With the stability that Riley brought to the Heat consistency followed. Miami has become a fixture in the NBA playoffs during his tenure. In that time the team has missed the playoffs only four times including last season. This was done by reversing the team philosophy when it came to player selection. Before Riley the Heat focused on building with young players like Seikaly, Long, Smith, and Glen Rice. Once his arrived the focus became about building with veterans due to his reluctance to trust young players and using draft picks as leverage for trades. Luckily there have been exceptions to this mantra. The biggest exception being the fifth pick of the 2003 draft that became guard Dwyane Wade, the consensus greatest player in Heat history.

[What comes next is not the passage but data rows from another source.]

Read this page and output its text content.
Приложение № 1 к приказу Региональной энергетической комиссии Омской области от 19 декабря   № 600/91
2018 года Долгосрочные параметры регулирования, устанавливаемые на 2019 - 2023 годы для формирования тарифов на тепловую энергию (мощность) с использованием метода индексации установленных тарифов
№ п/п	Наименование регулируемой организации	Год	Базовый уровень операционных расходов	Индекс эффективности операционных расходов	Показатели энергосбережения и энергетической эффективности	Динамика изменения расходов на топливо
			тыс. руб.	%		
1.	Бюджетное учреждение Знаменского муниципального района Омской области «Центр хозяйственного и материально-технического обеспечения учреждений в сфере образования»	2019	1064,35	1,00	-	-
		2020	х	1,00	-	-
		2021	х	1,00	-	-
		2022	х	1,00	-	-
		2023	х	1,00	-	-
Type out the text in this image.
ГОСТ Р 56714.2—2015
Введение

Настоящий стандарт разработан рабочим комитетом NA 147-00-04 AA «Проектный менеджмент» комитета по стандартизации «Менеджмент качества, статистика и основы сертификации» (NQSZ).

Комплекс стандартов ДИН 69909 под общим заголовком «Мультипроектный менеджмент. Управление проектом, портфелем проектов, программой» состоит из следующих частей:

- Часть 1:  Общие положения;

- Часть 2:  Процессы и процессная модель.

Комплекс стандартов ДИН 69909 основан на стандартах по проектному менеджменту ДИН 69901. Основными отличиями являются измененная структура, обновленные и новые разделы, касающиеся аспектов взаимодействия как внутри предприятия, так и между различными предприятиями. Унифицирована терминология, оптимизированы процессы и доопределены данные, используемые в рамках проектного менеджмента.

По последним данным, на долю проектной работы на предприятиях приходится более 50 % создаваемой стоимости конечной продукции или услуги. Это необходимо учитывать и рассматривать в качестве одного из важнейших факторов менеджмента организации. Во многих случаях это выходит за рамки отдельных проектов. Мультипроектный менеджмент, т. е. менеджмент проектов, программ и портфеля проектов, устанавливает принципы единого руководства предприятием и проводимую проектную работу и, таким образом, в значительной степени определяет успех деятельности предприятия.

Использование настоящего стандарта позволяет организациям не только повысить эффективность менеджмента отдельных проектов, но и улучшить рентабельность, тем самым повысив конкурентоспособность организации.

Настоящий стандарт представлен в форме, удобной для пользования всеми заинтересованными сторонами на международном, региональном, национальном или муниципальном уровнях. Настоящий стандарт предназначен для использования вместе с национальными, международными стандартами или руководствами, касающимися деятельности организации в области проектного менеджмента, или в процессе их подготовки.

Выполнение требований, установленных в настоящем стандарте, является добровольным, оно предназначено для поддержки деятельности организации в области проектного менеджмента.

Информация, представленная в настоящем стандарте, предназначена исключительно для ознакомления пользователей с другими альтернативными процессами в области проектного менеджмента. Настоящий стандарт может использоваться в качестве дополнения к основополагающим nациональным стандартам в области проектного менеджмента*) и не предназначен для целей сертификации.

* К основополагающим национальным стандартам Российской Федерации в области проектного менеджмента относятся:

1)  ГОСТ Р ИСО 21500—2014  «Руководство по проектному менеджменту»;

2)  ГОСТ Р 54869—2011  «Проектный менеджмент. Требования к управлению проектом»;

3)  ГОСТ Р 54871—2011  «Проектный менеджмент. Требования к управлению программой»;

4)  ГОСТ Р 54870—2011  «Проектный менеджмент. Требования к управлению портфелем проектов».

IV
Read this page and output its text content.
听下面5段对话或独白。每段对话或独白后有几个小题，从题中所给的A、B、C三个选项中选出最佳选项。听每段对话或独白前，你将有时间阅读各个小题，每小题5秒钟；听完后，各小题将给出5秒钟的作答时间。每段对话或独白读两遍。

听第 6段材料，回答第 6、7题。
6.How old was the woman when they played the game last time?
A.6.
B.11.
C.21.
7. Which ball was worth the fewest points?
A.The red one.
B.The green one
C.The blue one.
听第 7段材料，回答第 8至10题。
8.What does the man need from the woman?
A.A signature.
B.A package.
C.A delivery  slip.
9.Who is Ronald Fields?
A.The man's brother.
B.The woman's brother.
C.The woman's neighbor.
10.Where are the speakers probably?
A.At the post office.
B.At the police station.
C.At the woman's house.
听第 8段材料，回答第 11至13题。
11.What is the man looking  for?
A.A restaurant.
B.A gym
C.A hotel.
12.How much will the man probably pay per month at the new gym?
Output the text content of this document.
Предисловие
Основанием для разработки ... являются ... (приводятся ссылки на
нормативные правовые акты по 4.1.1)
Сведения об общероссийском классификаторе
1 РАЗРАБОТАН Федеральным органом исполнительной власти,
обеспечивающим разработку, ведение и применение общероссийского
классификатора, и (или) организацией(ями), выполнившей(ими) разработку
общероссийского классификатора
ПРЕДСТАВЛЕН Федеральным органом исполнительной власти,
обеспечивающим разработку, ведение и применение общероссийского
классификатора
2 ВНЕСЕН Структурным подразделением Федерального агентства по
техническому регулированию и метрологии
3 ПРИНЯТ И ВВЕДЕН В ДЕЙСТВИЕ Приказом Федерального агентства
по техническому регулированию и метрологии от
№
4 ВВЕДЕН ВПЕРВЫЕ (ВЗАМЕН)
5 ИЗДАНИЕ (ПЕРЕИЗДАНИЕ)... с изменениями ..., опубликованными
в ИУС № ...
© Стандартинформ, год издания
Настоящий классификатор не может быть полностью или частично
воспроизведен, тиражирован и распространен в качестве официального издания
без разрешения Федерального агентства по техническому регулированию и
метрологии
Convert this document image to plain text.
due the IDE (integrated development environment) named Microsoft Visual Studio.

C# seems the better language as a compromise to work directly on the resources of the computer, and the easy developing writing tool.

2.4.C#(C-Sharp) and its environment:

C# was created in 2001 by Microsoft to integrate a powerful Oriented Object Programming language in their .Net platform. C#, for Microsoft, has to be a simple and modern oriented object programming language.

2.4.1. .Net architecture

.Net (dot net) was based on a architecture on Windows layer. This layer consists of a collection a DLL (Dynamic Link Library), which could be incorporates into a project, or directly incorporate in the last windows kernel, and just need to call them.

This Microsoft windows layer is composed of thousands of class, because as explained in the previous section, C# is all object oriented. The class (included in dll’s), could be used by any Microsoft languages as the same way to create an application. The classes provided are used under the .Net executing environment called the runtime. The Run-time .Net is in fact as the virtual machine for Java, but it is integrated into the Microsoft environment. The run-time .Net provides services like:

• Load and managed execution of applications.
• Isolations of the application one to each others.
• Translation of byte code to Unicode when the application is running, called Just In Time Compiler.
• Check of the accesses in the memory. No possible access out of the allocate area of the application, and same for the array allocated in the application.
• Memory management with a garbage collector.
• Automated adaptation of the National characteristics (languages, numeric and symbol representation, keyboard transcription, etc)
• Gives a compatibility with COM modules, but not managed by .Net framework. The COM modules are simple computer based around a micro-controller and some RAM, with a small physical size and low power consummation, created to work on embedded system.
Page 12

While those factors helped Riley in the molding of the Heat from the inside, his biggest impact has been on the outside. His arrival turned Miami into a big market in the NBA. That has given clout to the team and helped the lore around Riley. It’s the reason that just this off season there was general fear around the NBA when it was reported that Riley was meeting with the top free agent at the time, LaMarcus Aldridge, despite the fact that Miami lacked the cap space to sign him without first trading Bosh. It’s also the reason that the hierarchy of sports franchises in South Florida has changed. The Heat have been the most successful professional team in the region in Riley’s tenure overshadowing the NFL‘s Miami Dolphins, the oldest team in South Florida, the MLB‘s Miami Marlins, and the NHL‘s Florida Panthers. That success, coupled with the incompetence of the Dolphins and Marlins over the years along with the Panthers playing in Broward County, has resulted in the rare feat of a basketball team being the most popular in a city that is still fundamentally a football town.

Everything that has come in Riley’s tenure, the players, the championships, the reputation of the Heat being a first class organization, all comes back to the relationship between him and Arison. The trust between both men is so strong that Riley doesn’t have a formal contract with the team. Rather he operates year by year on a handshake agreement with Arison. The post-Riley era is rarely discussed because there is security about who will take the reins once he steps down with either Mourning or Arison’s son Nic being the ones tapped.

Whenever Riley does step down he will be remembered as the best front office man in the history of Miami. A statue of him will likely be erected in Biscayne Boulevard with the street also taking his name.

This is only possible because Arison chose to think big and got the right man for the job.